23 Jul 2024

Would-be midwives quitting over costs

8:17 pm on 23 July 2024
Beth Fisher-Evans

Beth Fisher-Evans. Photo: Supplied

"I don't know how much more broken the system can get."

That is the message from a community midwife of over 20 years, battling burnout and calling for urgent support to keep students and improve working conditions.

Midwifery has the greatest shortfall of the healthcare sector - to fill the gaps an extra 300 students need to graduate a year.

But one new graduate has told Checkpoint financial pressure has made the degree unsustainable - over 70 percent of her class had dropped out by the time she graduated.

On her first day, Beth Fisher-Evans said students were told having a job on top of studying would be impossible. She said getting her degree was a constant juggle of classwork on top of placement hours - when a patient could go into labour at any time.

"You've got assignments due in the background that you're trying to get done, and you could be called out any minute. It's a lot - if you have an assignment due in 24 hours and then you get called out and you're at birth for 24 hours, it can be pretty taxing."

That meant a lot of financial pressure, with some of her classmates mothers themselves. It took a lot of budgeting and support from her whanau to make things possible.

"I didn't have like any way to get to the births, so my family had to help me out with buying a car and then on top of that, you know, you're trying to pay for your petrol... you're also having to pay for things like uniforms and then equipment, like stethoscopes."

Fisher-Evans graduated four years ago and now works as a community midwife in the Waikato Te Awamutu area.

Sheryl Wright

Sheryl Wright. Photo: Supplied

Sheryl Wright has been practising as a midwife for over 20 years. She said paying students while they work with an 'earn to learn' model is desperately needed to prevent students dropping out.

"We do it for, for tradespeople, we do it for builders and electricians - why are we not doing it for our healthcare workers?"

When Wright relocated from the Waikato region to the upper Coromandel in 2019, having 11 midwives in the area was deemed "a critical shortage". Now there were just three.

"I was teamed up with another midwife and we worked as a partnership, which is ideally how things work, either in a partnership or a group practice. For the last three years I've been all on my own, with my nearest backup an hour to an hour-and-a-half away."

Community midwives are paid in sections per patient, for the first, second and third trimester, then a birth and post-natal fee.

Wright said being paid in lump sums did not account for things like travel costs, which were based on where the patient lived, not the midwife.

"I go through tonnes of tyres - like, a set of tyres is lucky to last me five months because of the condition of the road, especially in recent years after our cyclones. The price of fuel in our district, you know, is sometimes up to 30 cents a litre more than it is in town."

Working without a partner meant she was required to be available 24/7.

There was government funding available for a second midwife to be called out when she needed a break. But Wright said there was no one to call nearby, and the two other midwives in her area were just as busy.
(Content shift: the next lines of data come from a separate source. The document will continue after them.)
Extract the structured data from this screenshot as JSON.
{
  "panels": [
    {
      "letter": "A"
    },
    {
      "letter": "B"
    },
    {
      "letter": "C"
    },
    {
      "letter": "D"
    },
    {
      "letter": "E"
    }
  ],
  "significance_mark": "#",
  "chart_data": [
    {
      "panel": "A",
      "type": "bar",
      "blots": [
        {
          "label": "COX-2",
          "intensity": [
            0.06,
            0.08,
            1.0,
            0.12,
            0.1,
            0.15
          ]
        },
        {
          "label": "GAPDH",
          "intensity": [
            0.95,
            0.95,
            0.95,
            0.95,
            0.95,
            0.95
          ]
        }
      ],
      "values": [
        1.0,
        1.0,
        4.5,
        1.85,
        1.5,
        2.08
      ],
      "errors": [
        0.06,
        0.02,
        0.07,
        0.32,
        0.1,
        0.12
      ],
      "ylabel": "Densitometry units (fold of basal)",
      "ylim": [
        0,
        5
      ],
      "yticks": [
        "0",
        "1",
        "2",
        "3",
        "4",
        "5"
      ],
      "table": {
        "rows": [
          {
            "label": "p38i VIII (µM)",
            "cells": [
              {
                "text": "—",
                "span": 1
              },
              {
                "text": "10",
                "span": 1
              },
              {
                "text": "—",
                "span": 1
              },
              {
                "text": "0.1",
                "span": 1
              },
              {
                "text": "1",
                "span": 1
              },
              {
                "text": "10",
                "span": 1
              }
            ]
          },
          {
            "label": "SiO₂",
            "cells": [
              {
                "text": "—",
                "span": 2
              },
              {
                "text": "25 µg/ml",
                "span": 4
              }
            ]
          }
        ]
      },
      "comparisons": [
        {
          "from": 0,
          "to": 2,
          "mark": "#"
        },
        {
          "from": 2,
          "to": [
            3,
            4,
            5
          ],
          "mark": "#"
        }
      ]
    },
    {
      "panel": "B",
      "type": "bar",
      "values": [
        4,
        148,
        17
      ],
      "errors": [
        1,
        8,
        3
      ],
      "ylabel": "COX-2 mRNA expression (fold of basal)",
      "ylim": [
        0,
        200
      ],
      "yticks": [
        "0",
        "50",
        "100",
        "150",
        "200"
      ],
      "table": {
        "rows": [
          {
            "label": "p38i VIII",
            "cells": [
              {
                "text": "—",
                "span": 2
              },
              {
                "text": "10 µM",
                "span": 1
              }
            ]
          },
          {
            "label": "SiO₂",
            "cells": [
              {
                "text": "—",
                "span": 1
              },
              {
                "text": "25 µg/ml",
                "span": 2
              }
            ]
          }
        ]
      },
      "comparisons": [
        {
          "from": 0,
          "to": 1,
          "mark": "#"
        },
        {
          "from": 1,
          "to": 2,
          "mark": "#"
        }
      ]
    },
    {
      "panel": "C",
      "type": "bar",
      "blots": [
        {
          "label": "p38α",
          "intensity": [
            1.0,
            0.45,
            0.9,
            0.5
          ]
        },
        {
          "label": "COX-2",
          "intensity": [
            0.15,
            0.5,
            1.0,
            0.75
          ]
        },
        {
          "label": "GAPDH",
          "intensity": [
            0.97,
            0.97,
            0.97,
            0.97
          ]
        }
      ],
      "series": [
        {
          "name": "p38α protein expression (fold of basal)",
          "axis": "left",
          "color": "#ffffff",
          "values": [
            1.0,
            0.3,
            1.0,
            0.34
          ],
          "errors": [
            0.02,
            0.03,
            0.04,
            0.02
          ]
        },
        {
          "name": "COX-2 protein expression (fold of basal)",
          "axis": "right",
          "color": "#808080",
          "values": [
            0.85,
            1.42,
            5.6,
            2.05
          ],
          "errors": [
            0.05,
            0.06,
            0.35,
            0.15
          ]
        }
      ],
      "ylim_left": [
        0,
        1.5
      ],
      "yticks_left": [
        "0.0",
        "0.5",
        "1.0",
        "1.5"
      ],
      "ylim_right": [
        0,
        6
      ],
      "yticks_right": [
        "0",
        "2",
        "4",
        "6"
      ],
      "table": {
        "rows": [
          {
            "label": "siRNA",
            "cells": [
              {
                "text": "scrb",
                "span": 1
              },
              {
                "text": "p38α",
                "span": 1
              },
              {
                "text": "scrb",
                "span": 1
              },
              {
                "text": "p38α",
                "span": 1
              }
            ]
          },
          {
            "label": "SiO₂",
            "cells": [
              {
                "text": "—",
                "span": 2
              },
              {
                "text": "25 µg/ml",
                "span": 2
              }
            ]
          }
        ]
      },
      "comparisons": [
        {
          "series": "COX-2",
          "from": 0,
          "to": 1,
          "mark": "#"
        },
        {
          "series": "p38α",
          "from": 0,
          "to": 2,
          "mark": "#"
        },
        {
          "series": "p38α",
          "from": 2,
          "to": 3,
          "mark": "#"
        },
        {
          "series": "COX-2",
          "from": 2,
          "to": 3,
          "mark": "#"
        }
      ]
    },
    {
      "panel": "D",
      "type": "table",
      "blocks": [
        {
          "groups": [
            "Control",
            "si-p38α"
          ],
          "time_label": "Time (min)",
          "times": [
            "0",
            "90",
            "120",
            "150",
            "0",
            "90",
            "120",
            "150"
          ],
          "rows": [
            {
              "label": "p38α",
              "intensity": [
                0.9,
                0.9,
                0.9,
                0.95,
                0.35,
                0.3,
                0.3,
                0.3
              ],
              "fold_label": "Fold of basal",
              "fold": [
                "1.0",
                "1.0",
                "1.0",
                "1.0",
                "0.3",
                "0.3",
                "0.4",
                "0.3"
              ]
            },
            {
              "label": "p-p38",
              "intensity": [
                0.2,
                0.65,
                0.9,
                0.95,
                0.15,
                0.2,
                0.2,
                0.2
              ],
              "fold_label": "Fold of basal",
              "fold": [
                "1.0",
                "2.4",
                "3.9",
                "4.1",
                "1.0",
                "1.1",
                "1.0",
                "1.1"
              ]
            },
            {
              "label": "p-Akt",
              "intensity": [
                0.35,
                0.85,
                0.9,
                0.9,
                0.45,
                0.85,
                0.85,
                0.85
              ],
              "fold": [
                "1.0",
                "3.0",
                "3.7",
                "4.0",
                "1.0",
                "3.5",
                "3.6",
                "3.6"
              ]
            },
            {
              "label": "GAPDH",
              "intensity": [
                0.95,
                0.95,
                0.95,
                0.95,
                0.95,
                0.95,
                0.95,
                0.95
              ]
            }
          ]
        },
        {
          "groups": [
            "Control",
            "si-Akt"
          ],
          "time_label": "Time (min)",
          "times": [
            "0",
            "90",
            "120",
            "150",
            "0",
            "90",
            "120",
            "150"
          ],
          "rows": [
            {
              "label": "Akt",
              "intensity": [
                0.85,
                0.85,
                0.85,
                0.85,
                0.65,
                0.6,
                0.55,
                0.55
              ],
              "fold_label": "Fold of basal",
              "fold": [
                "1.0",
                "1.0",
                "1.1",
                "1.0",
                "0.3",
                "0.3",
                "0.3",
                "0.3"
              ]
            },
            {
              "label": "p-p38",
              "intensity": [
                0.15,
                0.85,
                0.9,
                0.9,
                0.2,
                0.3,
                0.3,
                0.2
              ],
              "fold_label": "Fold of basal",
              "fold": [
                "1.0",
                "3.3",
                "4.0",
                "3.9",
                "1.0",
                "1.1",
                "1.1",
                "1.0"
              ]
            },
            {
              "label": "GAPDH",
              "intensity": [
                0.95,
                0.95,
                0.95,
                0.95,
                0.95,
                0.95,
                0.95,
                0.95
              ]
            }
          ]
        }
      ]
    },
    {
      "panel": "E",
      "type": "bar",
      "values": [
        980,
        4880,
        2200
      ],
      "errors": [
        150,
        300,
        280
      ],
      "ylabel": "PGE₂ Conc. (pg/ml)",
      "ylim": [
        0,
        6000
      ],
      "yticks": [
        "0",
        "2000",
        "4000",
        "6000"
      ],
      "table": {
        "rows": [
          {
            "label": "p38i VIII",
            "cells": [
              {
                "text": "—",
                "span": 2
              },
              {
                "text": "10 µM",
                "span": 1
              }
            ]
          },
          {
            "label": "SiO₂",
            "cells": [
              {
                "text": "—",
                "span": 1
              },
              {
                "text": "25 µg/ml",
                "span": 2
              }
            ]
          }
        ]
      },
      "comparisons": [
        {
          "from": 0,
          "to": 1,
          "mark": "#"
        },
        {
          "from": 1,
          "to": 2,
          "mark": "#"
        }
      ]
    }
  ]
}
"I don't know how much more broken the system can get really, and I feel like they're running on the goodwill of those of us that are left."

Violet Clapham

Violet Clapham. Photo: Supplied

Violet Clapham, midwifery advisor at the New Zealand College of Midwives, said many midwives were struggling through burnout.

"Sometimes the only choice you're faced with at the end of the day is whether you stay or you go."

New Zealand's midwifery model was unique, with the same midwife taking care of the patient from the start of her pregnancy right through to postnatal care. Clapham said maintaining this level of care was vital, but to keep it up, they needed 1050 more midwives on the ground now.

"That's a really special relationship within healthcare, so it's something that we're really passionate about protecting."

In Health New Zealand's latest health workforce plan which covered last July up to the end of June, it said it would start developing an 'earn as you learn' framework for midwifery.

Clapham said to date no detail had been given, and it was still unclear what funding - if any - had been dedicated to midwifery in this year's Budget.

"It is quite hard to understand how we have a workforce plan that was released in July of 2023 and yet here we are, a year later, and no solutions have come forth."

In a statement, interim chief clinical midwifery officer at Health NZ, Nicole Pihema, said it had recently seen encouraging growth and now employed a record number of midwives - 1117 full-time equivalent (FTE) employed across the motu, an increase of 76 FTE over the last quarter.

"We highly value our midwives and agree with the college that we need to grow this workforce."

Pihema said Health NZ had been working with midwifery schools to open up enrolments and was supporting universities to develop a graduate entry pathway for people to retrain as midwives.

Since March, funding had been available for midwives to return to practice.

New midwives can access more than $3000 every year for five years once they graduate as part of the government's Voluntary Bonding Scheme to attract more people to the profession.